I went into a very dark place after my brother’s death. The painkillers helped helped with depression, I started abusing them soon after returning home. If I had known what these little pills would do to me I would’ve never taken them, but they were a quick fix and that is what I needed at the time. I eventually fell in love with them, they were the first thing on my mind in the morning and the last thing on my mind at night. It was all I cared about.
Time went on and my addiction progressed. When my prescription would run out I started finding pills other ways. When that became too expensive I turned to heroin.
I experimented with other drugs, but nothing did it for me like heroin.
It didn’t take long for my family to notice a drastic change from the person I was and the person I became. They coordinated an intervention and sent me to my first detox and rehab center despite my best efforts. I finished treatment with flying colors and moved back in with my parents. I made it almost a week before I relapsed.
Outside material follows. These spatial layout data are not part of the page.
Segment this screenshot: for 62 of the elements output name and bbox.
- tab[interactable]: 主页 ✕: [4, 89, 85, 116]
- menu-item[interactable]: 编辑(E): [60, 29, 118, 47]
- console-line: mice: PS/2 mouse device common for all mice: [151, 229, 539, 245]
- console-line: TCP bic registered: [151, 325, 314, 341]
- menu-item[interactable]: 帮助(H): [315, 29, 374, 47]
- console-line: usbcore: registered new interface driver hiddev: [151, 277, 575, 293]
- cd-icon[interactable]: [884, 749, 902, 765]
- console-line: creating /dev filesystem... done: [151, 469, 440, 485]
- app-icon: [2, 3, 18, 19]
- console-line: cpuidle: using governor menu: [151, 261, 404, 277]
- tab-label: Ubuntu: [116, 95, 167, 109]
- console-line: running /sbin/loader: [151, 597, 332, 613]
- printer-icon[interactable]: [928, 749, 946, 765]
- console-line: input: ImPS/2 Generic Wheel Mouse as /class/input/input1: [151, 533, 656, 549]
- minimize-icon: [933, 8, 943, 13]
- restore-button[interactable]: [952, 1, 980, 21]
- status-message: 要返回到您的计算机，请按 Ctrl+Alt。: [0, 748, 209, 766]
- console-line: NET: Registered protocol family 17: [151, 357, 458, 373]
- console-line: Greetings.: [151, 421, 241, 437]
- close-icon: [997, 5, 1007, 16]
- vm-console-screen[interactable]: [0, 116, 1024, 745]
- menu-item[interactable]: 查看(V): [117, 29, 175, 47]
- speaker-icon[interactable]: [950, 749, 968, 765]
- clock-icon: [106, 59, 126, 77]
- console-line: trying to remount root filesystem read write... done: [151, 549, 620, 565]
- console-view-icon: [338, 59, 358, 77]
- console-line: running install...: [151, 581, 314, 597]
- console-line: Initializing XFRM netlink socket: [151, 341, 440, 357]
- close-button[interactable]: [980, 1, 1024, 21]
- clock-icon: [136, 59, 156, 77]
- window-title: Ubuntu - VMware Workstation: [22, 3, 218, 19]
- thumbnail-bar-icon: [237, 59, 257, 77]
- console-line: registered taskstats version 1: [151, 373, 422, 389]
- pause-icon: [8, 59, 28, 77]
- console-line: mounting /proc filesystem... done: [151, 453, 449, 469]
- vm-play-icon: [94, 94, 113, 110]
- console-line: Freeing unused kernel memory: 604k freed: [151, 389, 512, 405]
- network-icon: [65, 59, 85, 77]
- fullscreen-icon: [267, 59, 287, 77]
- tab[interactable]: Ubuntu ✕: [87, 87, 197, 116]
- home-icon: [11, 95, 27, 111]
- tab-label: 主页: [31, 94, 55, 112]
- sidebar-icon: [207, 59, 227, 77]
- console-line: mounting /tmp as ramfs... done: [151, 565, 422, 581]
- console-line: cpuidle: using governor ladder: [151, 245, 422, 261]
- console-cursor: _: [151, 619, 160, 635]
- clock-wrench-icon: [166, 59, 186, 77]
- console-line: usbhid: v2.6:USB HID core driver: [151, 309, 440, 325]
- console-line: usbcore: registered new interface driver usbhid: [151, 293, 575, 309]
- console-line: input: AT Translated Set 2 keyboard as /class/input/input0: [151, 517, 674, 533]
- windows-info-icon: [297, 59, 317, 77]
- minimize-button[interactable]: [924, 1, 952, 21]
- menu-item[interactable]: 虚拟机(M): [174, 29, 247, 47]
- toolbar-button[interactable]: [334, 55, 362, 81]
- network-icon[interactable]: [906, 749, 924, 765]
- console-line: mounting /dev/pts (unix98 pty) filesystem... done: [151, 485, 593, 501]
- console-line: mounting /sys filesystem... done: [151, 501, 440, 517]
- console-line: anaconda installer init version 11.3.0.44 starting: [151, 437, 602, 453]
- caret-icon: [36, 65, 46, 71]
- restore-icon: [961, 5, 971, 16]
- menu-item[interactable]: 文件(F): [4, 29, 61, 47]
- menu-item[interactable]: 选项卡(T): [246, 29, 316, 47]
The years that followed was that cycle on repeat. Use, abuse, addiction, intervention, rehab and relapse. My family tried and did everything they could to help me get clean. They would let me move in with them after every treatment and detox, hoping something would change. As time went on they lost hope. They told me I was no longer welcome in their home for any reason and to not contact them unless I wanted to get clean.
My life got a lot worse from that point on, but I don’t want to get too deep in the details of my use, we all know what happens out there. This is a story of hope.
One day I woke up and something was different. I didn’t think about dope that morning, I thought about getting clean. I knew there was a free rehab down the road, I walked myself there and asked if they had a bed for me. They told me their was a waiting list and to try back tomorrow. I came back the next day, and the next, and the next, and the next until by some miracle they had someone leave early and a bed opened up for me.
I completed that program. When I left I did what my counselor there told me to do, I went to a NA meeting and I got a sponsor. I got myself into a halfway house and found a job. It wasn’t a great job, but it kept me busy. For the next year I listened to suggestions, did step work and volunteered in my community when I could.
It took me a long time to get where I am today. I have my family back. I met a man and fell in love, I have a son, I own a house and a car. I never imagined this was possible.
Thank you to the people of AA and NA for helping me get here and thank you for reading this.
Your life can be better when you’re ready to better it.”